SCHNEIDER: Well, they have to find a way in which they can oppose the tax cut. They've had several arguments that it doesn't really reduce the debt. I think the president is going to try to address that tomorrow night. They're arguing that it favors the rich too much. The president is going to have something to say about that.
The problem is there's one president. He focuses the attention of the voters. There isn't one Democrat who speaks for the party. Basically, the Democrats are still defined by Bill Clinton. His man is in charge of the Democratic National Committee. The vice president, Al Gore, hasn't really been heard from. His wife is involved in these pardons controversies, and the Democrats are the minority right now in both houses of Congress.
So there's no one Democrat who really can rally the party.

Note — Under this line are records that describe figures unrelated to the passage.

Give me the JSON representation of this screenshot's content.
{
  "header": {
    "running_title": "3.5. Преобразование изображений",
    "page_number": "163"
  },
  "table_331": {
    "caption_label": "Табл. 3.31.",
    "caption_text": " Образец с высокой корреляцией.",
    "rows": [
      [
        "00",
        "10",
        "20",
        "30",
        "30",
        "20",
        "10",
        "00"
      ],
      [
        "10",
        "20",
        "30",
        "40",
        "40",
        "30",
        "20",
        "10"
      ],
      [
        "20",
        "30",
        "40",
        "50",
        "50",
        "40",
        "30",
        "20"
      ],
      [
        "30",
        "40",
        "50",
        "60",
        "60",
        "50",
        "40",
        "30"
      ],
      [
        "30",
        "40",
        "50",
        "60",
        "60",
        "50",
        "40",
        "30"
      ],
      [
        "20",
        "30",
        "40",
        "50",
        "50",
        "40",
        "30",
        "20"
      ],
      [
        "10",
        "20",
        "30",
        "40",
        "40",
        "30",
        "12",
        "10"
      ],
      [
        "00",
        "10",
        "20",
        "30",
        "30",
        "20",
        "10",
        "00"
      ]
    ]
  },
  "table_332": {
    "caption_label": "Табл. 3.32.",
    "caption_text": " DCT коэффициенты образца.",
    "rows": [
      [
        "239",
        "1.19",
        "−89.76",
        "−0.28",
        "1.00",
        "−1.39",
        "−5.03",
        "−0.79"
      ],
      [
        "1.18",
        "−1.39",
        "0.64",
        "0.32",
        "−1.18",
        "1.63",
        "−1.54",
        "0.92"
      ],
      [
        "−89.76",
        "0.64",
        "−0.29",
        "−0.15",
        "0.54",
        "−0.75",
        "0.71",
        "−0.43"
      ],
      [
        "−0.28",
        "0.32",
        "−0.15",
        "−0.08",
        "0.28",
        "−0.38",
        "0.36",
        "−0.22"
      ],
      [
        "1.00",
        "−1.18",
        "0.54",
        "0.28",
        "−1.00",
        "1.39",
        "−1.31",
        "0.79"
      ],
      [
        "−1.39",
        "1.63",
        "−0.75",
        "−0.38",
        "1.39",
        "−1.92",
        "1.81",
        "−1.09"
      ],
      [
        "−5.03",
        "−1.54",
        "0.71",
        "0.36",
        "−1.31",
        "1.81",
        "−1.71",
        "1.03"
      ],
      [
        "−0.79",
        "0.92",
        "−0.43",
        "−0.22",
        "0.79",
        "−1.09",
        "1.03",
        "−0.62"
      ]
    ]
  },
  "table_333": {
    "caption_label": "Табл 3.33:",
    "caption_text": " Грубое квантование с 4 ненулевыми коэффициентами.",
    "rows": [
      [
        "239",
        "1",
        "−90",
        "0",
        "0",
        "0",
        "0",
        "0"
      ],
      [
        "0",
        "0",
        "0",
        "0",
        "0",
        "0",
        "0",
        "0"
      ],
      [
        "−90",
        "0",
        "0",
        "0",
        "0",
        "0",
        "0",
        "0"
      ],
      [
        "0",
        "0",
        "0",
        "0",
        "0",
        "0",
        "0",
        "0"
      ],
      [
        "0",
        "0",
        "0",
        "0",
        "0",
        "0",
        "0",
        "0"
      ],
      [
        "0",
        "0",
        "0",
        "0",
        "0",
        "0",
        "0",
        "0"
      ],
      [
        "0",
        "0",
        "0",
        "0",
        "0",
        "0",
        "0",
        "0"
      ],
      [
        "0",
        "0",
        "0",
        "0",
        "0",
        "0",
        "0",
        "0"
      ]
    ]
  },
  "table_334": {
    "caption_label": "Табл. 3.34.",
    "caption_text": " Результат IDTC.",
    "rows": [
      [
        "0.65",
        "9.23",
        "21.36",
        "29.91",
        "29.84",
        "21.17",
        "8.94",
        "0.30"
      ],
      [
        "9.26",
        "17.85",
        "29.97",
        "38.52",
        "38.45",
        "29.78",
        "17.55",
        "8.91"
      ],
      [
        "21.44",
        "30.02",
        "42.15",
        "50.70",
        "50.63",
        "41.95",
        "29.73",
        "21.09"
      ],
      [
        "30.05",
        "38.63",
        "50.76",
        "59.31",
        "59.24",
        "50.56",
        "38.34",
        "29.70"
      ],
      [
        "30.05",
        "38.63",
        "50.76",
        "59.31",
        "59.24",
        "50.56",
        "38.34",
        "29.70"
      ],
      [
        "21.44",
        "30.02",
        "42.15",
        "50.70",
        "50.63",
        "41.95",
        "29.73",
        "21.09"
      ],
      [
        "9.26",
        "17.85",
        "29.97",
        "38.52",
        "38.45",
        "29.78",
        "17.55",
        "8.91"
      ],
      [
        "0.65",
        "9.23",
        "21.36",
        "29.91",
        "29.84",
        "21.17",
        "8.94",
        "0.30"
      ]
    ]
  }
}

WATERS: One -- the first question for Ari Fleischer in his White House briefing today had to do with "The Miami Herald" investigation of the Florida vote, their conclusion that if that deadline had been extended and the votes recounted, that Al Gore would not have picked up enough votes to have won the Florida election, in fact that George W. Bush would have won by 140 votes. Now, Ari Fleischer was asked if that was significant within the White House. He said no.
SCHNEIDER: Well their view is the election is over, the ballots have been counted, the election has been certified. It's got to be gratifying to Republicans, however, that this independent count in one county, Miami-Dade, where the counting -- the hand counting was stopped, would not have changed the result.
Democrats can find a lot of things to quarrel with. I'm sure they will say to use even more lenient standards. I'd point out that "The Miami Herald" used fairly lenient standards. They counted dimpled chads, which are controversial. Democrats would say, well, if you count other evidence of voter intent, Gore might have squeaked through. But you'd have to really count spoiled ballots, and that, I think, would be very difficult to pass any court test.
WATERS: Ari Fleischer said, we were never in doubt about the election. But I imagine it must be gratifying to the administration, because there other people, voters, who possibly might have been in doubt.
SCHNEIDER: I think there were many voters who were in doubt, and this will help to resolve those doubts and create more consensus behind Bush.
WATERS: OK, Bill Schneider, senior political analyst in Washington. Thanks, Bill. Talk to you again.